I have spent years knowing this to be an intimate truth that I have ignored and kept deep within my own burdens. I have never been one to allow those emotions that we associate with such passion to come forth into my eyes, my smiles or even into the touch I give another. I have kept in my life the truth about my own perceptions a secret that rivals any the Gods may have.
It is a learned behavior to suppress emotion. Taught at the cradle or the dinner table we are often shown that the greater of the emotions requires the greater of deceptions. We are taught that the outbreaks, the screams, the loud and uncouth vulgarity of a human life should be hidden. And while we often try and hide it in a place that we can later use it or examine it, there comes a time when we must acknowledge that we aren’t using these emotions for further study but simply for an excuse in ignorance.
My mother is a woman of little direct emotion. While in the last two years she has gotten better at expressing such easy thoughts as love for a child this wasn’t the case of my childhood. She has always kept the secrets of her emotions deeply hidden from those around her. And while I can’t pinpoint for her the moment this became her truth, I can with a certainty of a mother’s experience know that this lesson came and it was learned. That small cradled child would grow up to fear her own emotions and in turn would teach her own child the destruction of truth, the ugliness of reality, and what it can bring over and over.

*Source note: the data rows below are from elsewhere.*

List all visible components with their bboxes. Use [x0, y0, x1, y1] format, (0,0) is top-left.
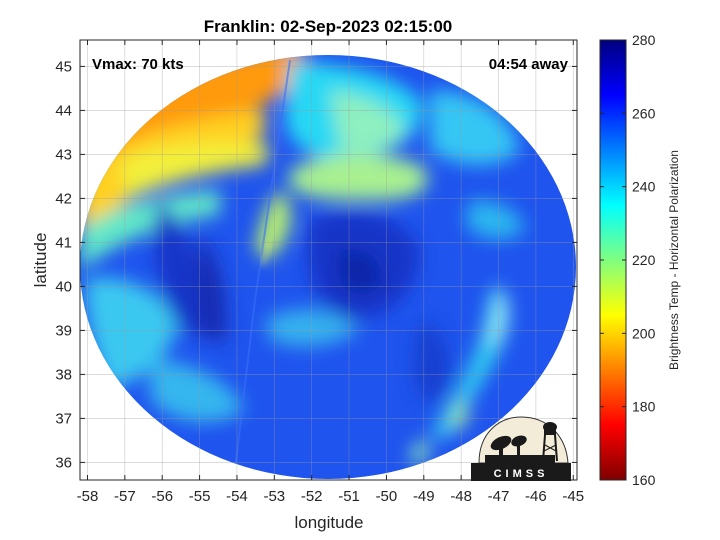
x-axis-label: longitude — [294, 513, 363, 532]
x-tick-label: -50 — [376, 488, 398, 505]
y-axis-label: latitude — [31, 233, 50, 288]
cimss-logo-text: CIMSS — [494, 468, 549, 480]
x-tick-label: -51 — [338, 488, 360, 505]
y-tick-label: 43 — [55, 146, 72, 163]
y-tick-label: 38 — [55, 366, 72, 383]
y-tick-label: 41 — [55, 234, 72, 251]
x-tick-label: -55 — [189, 488, 211, 505]
y-tick-label: 45 — [55, 58, 72, 75]
x-tick-label: -58 — [77, 488, 99, 505]
cimss-logo: CIMSS — [471, 416, 571, 481]
x-tick-label: -54 — [226, 488, 248, 505]
x-axis-ticks: -58 -57 -56 -55 -54 -53 -52 -51 -50 -49 -48 -47 -46-… — [77, 40, 584, 505]
y-tick-label: 36 — [55, 454, 72, 471]
colorbar-tick-label: 160 — [632, 472, 656, 488]
time-away-annotation: 04:54 away — [489, 56, 569, 73]
y-tick-label: 42 — [55, 190, 72, 207]
x-tick-label: -53 — [263, 488, 285, 505]
x-tick-label: -49 — [413, 488, 435, 505]
x-tick-label: -45 — [562, 488, 584, 505]
gridlines — [80, 40, 577, 480]
x-tick-label: -48 — [450, 488, 472, 505]
x-tick-label: -52 — [301, 488, 323, 505]
y-axis-ticks: 36 37 38 39 40 41 42 43 44 45 — [55, 58, 577, 471]
colorbar-tick-label: 180 — [632, 399, 656, 415]
axes-frame — [79, 39, 578, 481]
x-tick-label: -57 — [114, 488, 136, 505]
satellite-image — [80, 55, 576, 479]
colorbar-tick-label: 260 — [632, 105, 656, 121]
colorbar-tick-label: 220 — [632, 252, 656, 268]
colorbar-tick-label: 240 — [632, 179, 656, 195]
vmax-annotation: Vmax: 70 kts — [92, 56, 184, 73]
colorbar-label: Brightness Temp - Horizontal Polarizatio… — [667, 150, 681, 370]
x-tick-label: -47 — [488, 488, 510, 505]
colorbar-tick-label: 200 — [632, 325, 656, 341]
x-tick-label: -56 — [151, 488, 173, 505]
y-tick-label: 40 — [55, 278, 72, 295]
y-tick-label: 44 — [55, 102, 72, 119]
y-tick-label: 37 — [55, 410, 72, 427]
y-tick-label: 39 — [55, 322, 72, 339]
x-tick-label: -46 — [525, 488, 547, 505]
colorbar-ticks: 160 180 200 220 240 260 280 — [600, 32, 656, 488]
colorbar-tick-label: 280 — [632, 32, 656, 48]
chart-title: Franklin: 02-Sep-2023 02:15:00 — [204, 17, 453, 36]
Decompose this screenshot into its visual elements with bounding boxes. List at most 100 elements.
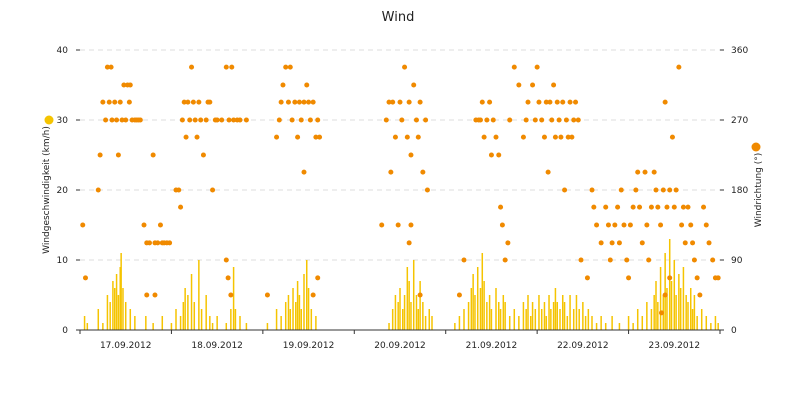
speed-bar xyxy=(403,295,406,330)
speed-bar xyxy=(216,316,218,330)
x-tick-label: 22.09.2012 xyxy=(557,341,609,351)
direction-point xyxy=(502,257,508,263)
direction-point xyxy=(549,117,555,123)
direction-point xyxy=(304,82,310,88)
direction-point xyxy=(552,134,558,140)
direction-point xyxy=(563,117,569,123)
speed-bar xyxy=(641,316,644,330)
direction-point xyxy=(109,117,115,123)
direction-point xyxy=(578,257,584,263)
direction-point xyxy=(203,117,209,123)
direction-point xyxy=(575,117,581,123)
speed-bar xyxy=(687,302,689,330)
speed-bar xyxy=(275,309,278,330)
direction-point xyxy=(680,204,686,210)
direction-point xyxy=(404,134,410,140)
direction-point xyxy=(571,117,577,123)
speed-bar xyxy=(474,295,476,330)
direction-point xyxy=(115,152,121,158)
direction-point xyxy=(667,187,673,193)
direction-point xyxy=(605,222,611,228)
direction-point xyxy=(609,240,615,246)
speed-bar xyxy=(566,316,569,330)
direction-point xyxy=(127,82,133,88)
direction-point xyxy=(121,82,127,88)
direction-point xyxy=(310,292,316,298)
speed-bar xyxy=(486,302,488,330)
speed-bar xyxy=(483,281,485,330)
speed-bar xyxy=(200,309,203,330)
speed-bar xyxy=(145,316,147,330)
direction-point xyxy=(642,169,648,175)
speed-bar xyxy=(646,302,648,330)
speed-bar xyxy=(209,316,211,330)
direction-point xyxy=(651,169,657,175)
speed-bar xyxy=(234,309,237,330)
direction-point xyxy=(569,134,575,140)
speed-bar xyxy=(679,288,682,330)
speed-bar xyxy=(198,260,200,330)
direction-point xyxy=(243,117,249,123)
direction-point xyxy=(155,240,161,246)
speed-bar xyxy=(502,295,505,330)
direction-point xyxy=(397,99,403,105)
speed-bar xyxy=(495,288,497,330)
speed-bar xyxy=(115,274,118,330)
direction-point xyxy=(630,204,636,210)
speed-bar xyxy=(696,316,698,330)
speed-bar xyxy=(391,309,394,330)
direction-point xyxy=(498,204,504,210)
direction-point xyxy=(694,275,700,281)
direction-point xyxy=(612,222,618,228)
y-right-axis-label: Windrichtung (°) xyxy=(754,153,764,228)
direction-point xyxy=(207,99,213,105)
direction-point xyxy=(532,117,538,123)
direction-point xyxy=(507,117,513,123)
y-left-ticks: 0 10 20 30 40 xyxy=(57,46,80,336)
speed-bar xyxy=(239,316,241,330)
direction-point xyxy=(710,257,716,263)
direction-point xyxy=(411,82,417,88)
speed-bar xyxy=(561,295,564,330)
speed-bar xyxy=(525,309,527,330)
y-right-tick-label: 270 xyxy=(731,116,748,126)
direction-point xyxy=(685,204,691,210)
speed-bar xyxy=(472,274,474,330)
x-tick-label: 20.09.2012 xyxy=(374,341,426,351)
direction-point xyxy=(406,240,412,246)
speed-bar xyxy=(182,302,185,330)
direction-point xyxy=(543,99,549,105)
speed-bar xyxy=(86,323,89,330)
direction-point xyxy=(664,204,670,210)
direction-point xyxy=(301,99,307,105)
speed-bar xyxy=(587,309,590,330)
speed-bar xyxy=(193,302,196,330)
direction-point xyxy=(646,257,652,263)
speed-bar xyxy=(552,302,555,330)
speed-bar xyxy=(310,309,313,330)
speed-bar xyxy=(415,295,418,330)
direction-point xyxy=(315,117,321,123)
direction-point xyxy=(306,99,312,105)
speed-bar xyxy=(600,316,602,330)
direction-point xyxy=(648,204,654,210)
direction-point xyxy=(185,99,191,105)
y-left-tick-label: 20 xyxy=(57,186,69,196)
direction-point xyxy=(673,187,679,193)
direction-point xyxy=(388,169,394,175)
direction-point xyxy=(536,99,542,105)
direction-point xyxy=(644,222,650,228)
direction-point xyxy=(534,64,540,70)
direction-point xyxy=(676,64,682,70)
direction-point xyxy=(558,134,564,140)
direction-point xyxy=(167,240,173,246)
direction-point xyxy=(386,99,392,105)
y-right-tick-label: 360 xyxy=(731,46,748,56)
direction-point xyxy=(285,99,291,105)
speed-bar xyxy=(604,323,607,330)
direction-point xyxy=(192,117,198,123)
direction-point xyxy=(560,99,566,105)
speed-bar xyxy=(266,323,269,330)
direction-point xyxy=(264,292,270,298)
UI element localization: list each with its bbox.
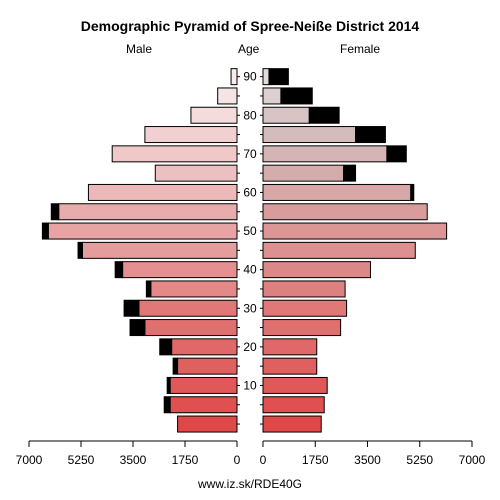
male-x-tick-label: 1750: [172, 453, 199, 467]
male-surplus-bar-25-29: [129, 319, 146, 337]
female-bar-35-39: [262, 280, 346, 298]
female-x-tick-label: 0: [260, 453, 267, 467]
age-tick-label: 20: [243, 340, 257, 354]
male-surplus-bar-35-39: [145, 280, 152, 298]
male-bar-65-69: [154, 164, 238, 182]
male-bar-40-44: [122, 261, 238, 279]
male-bar-75-79: [144, 126, 238, 144]
male-bar-30-34: [138, 299, 238, 317]
female-bar-30-34: [262, 299, 348, 317]
male-bar-15-19: [177, 357, 238, 375]
male-surplus-bar-20-24: [159, 338, 173, 356]
female-bar-20-24: [262, 338, 318, 356]
male-x-tick-label: 3500: [120, 453, 147, 467]
male-header: Male: [126, 42, 153, 56]
source-footer: www.iz.sk/RDE40G: [197, 477, 303, 491]
female-bar-60-64: [262, 183, 412, 201]
age-tick-label: 90: [243, 70, 257, 84]
male-x-tick-label: 7000: [16, 453, 43, 467]
male-surplus-bar-45-49: [77, 241, 83, 259]
female-bar-55-59: [262, 203, 428, 221]
male-x-tick-label: 5250: [68, 453, 95, 467]
female-bar-5-9: [262, 396, 325, 414]
male-x-tick-label: 0: [234, 453, 241, 467]
age-tick-label: 40: [243, 263, 257, 277]
male-bar-25-29: [144, 319, 238, 337]
male-bar-0-4: [177, 415, 238, 433]
female-surplus-bar-85-89: [280, 87, 313, 105]
male-bar-70-74: [111, 145, 238, 163]
female-header: Female: [340, 42, 381, 56]
age-tick-label: 30: [243, 301, 257, 315]
female-bar-85-89: [262, 87, 282, 105]
age-tick-label: 10: [243, 378, 257, 392]
female-bar-70-74: [262, 145, 388, 163]
male-bar-90+: [230, 68, 238, 86]
male-bar-20-24: [171, 338, 238, 356]
female-bar-40-44: [262, 261, 371, 279]
male-bar-50-54: [47, 222, 238, 240]
male-surplus-bar-30-34: [123, 299, 140, 317]
male-surplus-bar-10-14: [166, 376, 171, 394]
male-surplus-bar-15-19: [172, 357, 179, 375]
female-bar-0-4: [262, 415, 322, 433]
female-surplus-bar-70-74: [386, 145, 407, 163]
male-bar-5-9: [169, 396, 238, 414]
female-bar-80-84: [262, 106, 310, 124]
female-bar-75-79: [262, 126, 357, 144]
male-surplus-bar-50-54: [41, 222, 49, 240]
female-bar-10-14: [262, 376, 328, 394]
female-x-tick-label: 5250: [406, 453, 433, 467]
male-bar-45-49: [81, 241, 238, 259]
female-bar-65-69: [262, 164, 345, 182]
age-tick-label: 70: [243, 147, 257, 161]
female-bar-90+: [262, 68, 270, 86]
male-surplus-bar-5-9: [163, 396, 171, 414]
age-tick-label: 80: [243, 108, 257, 122]
female-x-tick-label: 1750: [302, 453, 329, 467]
male-bar-35-39: [150, 280, 238, 298]
female-surplus-bar-90+: [268, 68, 289, 86]
female-surplus-bar-80-84: [308, 106, 340, 124]
female-bar-25-29: [262, 319, 342, 337]
female-bar-45-49: [262, 241, 416, 259]
age-header: Age: [238, 42, 260, 56]
male-bar-80-84: [190, 106, 238, 124]
age-tick-label: 60: [243, 185, 257, 199]
female-surplus-bar-60-64: [410, 183, 415, 201]
male-bar-55-59: [58, 203, 238, 221]
male-bar-85-89: [217, 87, 238, 105]
age-tick-label: 50: [243, 224, 257, 238]
male-bar-60-64: [87, 183, 238, 201]
male-surplus-bar-55-59: [50, 203, 60, 221]
female-bar-50-54: [262, 222, 448, 240]
female-x-tick-label: 7000: [459, 453, 486, 467]
male-bar-10-14: [169, 376, 238, 394]
female-surplus-bar-65-69: [343, 164, 357, 182]
female-x-tick-label: 3500: [354, 453, 381, 467]
chart-title: Demographic Pyramid of Spree-Neiße Distr…: [80, 18, 420, 34]
female-bar-15-19: [262, 357, 318, 375]
female-surplus-bar-75-79: [355, 126, 386, 144]
male-surplus-bar-40-44: [114, 261, 124, 279]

My father was another story; for my father it simply was never an issue because I was never an issue. I was made to perform for his entertainment; and I succeeded beyond anyone’s hope. There was a chasm between my father and I; an emotionally unstable child and a man whose dreams took precedence over realities so easily ignored.

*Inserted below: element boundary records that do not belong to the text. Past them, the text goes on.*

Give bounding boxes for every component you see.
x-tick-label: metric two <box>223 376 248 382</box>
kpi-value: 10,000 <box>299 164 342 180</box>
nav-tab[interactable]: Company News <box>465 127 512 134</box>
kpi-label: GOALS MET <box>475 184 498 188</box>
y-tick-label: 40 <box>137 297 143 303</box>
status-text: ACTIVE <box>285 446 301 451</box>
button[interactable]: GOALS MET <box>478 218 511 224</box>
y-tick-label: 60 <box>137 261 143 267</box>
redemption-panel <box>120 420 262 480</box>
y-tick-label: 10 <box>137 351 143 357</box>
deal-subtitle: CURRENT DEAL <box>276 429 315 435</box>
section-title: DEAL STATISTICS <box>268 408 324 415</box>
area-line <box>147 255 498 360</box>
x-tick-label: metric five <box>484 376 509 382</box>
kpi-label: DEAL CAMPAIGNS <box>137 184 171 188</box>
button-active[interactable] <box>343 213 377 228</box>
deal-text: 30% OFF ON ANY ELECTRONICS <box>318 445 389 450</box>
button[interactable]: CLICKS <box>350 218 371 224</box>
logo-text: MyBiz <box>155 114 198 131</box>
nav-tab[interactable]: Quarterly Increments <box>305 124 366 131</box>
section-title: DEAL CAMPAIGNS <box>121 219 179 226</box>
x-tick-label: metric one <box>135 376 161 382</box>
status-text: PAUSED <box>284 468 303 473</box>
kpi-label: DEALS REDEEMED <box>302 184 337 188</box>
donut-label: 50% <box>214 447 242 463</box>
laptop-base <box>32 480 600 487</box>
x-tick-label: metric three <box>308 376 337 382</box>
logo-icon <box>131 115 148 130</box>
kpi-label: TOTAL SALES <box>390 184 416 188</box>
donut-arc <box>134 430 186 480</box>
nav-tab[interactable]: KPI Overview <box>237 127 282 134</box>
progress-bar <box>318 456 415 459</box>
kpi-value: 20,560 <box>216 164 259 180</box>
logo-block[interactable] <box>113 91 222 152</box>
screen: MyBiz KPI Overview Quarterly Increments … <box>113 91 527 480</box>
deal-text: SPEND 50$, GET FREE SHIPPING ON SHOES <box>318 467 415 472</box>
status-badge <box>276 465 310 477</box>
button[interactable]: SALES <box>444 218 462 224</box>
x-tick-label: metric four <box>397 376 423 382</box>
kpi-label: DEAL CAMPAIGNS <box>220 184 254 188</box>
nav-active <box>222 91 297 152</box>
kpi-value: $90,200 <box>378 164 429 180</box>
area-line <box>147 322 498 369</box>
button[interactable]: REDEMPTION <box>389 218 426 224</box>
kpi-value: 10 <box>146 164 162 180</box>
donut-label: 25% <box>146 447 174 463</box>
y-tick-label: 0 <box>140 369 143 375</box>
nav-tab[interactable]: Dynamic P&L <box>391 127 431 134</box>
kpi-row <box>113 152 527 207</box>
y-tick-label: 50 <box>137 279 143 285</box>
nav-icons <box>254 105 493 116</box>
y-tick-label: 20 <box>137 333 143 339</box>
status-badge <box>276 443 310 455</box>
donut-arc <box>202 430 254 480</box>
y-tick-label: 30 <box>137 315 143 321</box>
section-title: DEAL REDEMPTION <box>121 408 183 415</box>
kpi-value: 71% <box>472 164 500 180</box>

I was raised in a world where feelings and the depth of a human soul carried the same amount of weight as the dreams that bothered me in the night. I have lived the vast majority of my life with the recognition that who and what I am, in the deepest of nights, is not normal; therefore, should be ignored, buried, forgotten. The dreams worth pursing were not those of the arts or of a world that showed its underbelly and demanded the acceptance of common feelings. I was raised in a world where burying ones life deep in the soles of our feet was preferable to the burying of emotions in our souls.
I have accepted this truth a long time ago. I accepted that there are times, many times, when those around me can not know who and what I am because I would never allow myself that opportunity to lower the rails so that others could finally see. I have accepted that I will never allow myself to be so vulnerable as to trust; nor will I ever have the belief in the world around me to give me that which I must rely on myself for. I have accepted a long time ago that the wounds I carry are mine, they are not to be written except in the recesses of my own imagination.
I have found lately however that my emotions more than any other time in my life are starting to come to the fore. I am not searching for the new; I am not searching for the unforgettable human experience that others can so easily disdain. I do not search. I do not seek. And yet, for one of the few times in my life I feel. I feel emotions that don’t react the way our society or those closest to me could accept. I feel emotions spontaneously that require the strength of my whole soul to bury before others can see.
I cry as I watch my son run a race. I literally engage in almost unhuman-like energy in order to take away the pain of the anger that is sitting at my finger tips. And I put my head-phones on and listen to the greatest singers, blues and the men and women of soul, in order to hide from that which is taking me to places I am not comfortable being. After years of burying emotions, taking the time to simply watch them finally rise is not something that will ever come easily. After years of ignoring the hurt, the anger, the disappointment there is no easy road to healthy pain. After years of falling to my knees in prayer that God will forgive me for the emotions that seem to coat the very lining of my life, I can not stand and watch it be.
But it scares me. If I don’t look at these emotions, if I don’t start to try and figure out why these emotions are so disturbing and destructive to my soul, will I ever be free of them? Can I ever find forgiveness for a world that gives me just enough light to fall down? Can I find a satisfaction not in life, that would be too much, but in my world which will allow me the happiness to see things in a way that I have never heard before? Will I be free to let go so that I can finally begin to gather all that I need?
Will I find my dreams with this emotion congregated on my soul? Will I find a way to take that step, that journey, that emotional path that will finally give me rest? I have no need to look for peace and not much hope for answers. But I have found lately this amazing hope for the beauty only one who has spent her life in hiding can truly know. I have found that it is no longer the emotions I need to hold me back, but I finally need those emotions to lead me forth.
I, like every person between the ages of a moment to eternity, have dreams and hopes. There are places that I want to see, people I want to meet, and dreams that I want to dust off and see if they are still waiting for me. I don’t want to be burdened by the very real emotions that live within me, instead I desperately want to take those emotions and learn to fly. To fly above the mundane, and the dramatic, to a world the exists in my imagination and the imaginations of those greater than I will ever be.
I don’t see these emotions as burdens. I see these emotions as the key to a Valhalla that no one but myself will ever know. But I have to find the courage to believe in the uncompromising perfections of my own soul and the emotions that have resided there for an eternity before I will ever be able to know.